3) Dans la citation « On s’interdisait beaucoup de choses de par le patronat dans nos projets » nous voulions dire : « C’est le patronat qui nous interdisait beaucoup de choses et non nous-mêmes ».
4) « R.Wan est un bon bougre » Le bougre est un mot du XIème siècle qui désigne l’hérétique, le débauché et provient du mot « bulgare ». Nous ne pouvons pas en tant que révolutionnaires nous laisser dévoyer par le luxe et le stupre et vous laisser utiliser un mot péjoratif pour désigner nos concitoyens bulgares. Le mot « camarade » aurait été beaucoup plus approprié.
5) Quand nous disons « On descend la chanson française » en fait, nous ne la descendons pas, nous souhaitons juste sélectionner les chanteurs et orienter leurs textes pour qu’ils véhiculent les valeurs de l’empire soviétique : la jeunesse, le sport et la choucroute au saumon.
6) Nous n’avons pas créé « notre propre tradition ». Nous nous servons des musiques traditionnelles pour diffuser notre propagande dans l’inconscient des gens afin de les manipuler.
7) Plutôt que terminer l’article sur notre phrase : « Le camarade Mélenchon aura sa datcha, nous allons réquisitionner celle de Guillaume Canet » il aurait fallu un message d’espoir qui tende à l’International ! Il se trouve que vous avez réalisé cette entrevue lors d’un festival qui se trouvait à proximité d’Arcachon.
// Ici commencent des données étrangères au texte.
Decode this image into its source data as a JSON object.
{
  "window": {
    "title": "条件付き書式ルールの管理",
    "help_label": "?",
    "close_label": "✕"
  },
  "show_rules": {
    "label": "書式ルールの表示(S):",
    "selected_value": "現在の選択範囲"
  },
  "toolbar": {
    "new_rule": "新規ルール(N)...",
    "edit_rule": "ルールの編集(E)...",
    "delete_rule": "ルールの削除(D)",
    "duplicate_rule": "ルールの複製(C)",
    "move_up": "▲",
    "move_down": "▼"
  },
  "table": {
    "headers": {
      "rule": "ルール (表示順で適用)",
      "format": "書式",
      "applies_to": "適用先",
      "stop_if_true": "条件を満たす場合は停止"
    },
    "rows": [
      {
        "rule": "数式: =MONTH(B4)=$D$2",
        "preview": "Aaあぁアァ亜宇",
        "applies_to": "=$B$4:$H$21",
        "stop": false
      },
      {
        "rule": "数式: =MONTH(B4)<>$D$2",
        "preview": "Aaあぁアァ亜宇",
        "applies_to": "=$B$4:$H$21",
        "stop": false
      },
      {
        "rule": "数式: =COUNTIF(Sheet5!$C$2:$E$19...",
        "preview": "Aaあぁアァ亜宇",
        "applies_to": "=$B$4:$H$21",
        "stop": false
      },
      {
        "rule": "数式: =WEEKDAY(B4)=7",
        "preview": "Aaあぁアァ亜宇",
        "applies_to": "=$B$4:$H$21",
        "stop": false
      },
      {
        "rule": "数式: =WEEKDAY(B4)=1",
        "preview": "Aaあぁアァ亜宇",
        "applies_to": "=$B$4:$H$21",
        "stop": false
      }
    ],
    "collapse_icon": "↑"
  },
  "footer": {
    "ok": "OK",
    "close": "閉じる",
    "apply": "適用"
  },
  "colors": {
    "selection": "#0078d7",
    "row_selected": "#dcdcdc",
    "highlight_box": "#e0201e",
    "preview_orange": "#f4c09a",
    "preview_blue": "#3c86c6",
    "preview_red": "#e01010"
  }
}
La datcha de Guillaume Canet avait dès lors été réquisitionnée pour le Soviet. La datcha du camarade Jean-Luc, elle, se trouve en Roumanie au bord de la mer noire.

En conséquence et par les pouvoirs qui nous sont conférés, nouv vous condamnons à 4 ans de goulag. Durant cette période vous devrez lire le Capital dans son intégralité, écouter de la variété chinoise à burne, regarder « Les petits mouchoirs » en boucle et interviewer tous les jours Jean-Luc Mélenchon. Bonne chance camarade, vous en aurez besoin…

Camaradement,
Le Soviet.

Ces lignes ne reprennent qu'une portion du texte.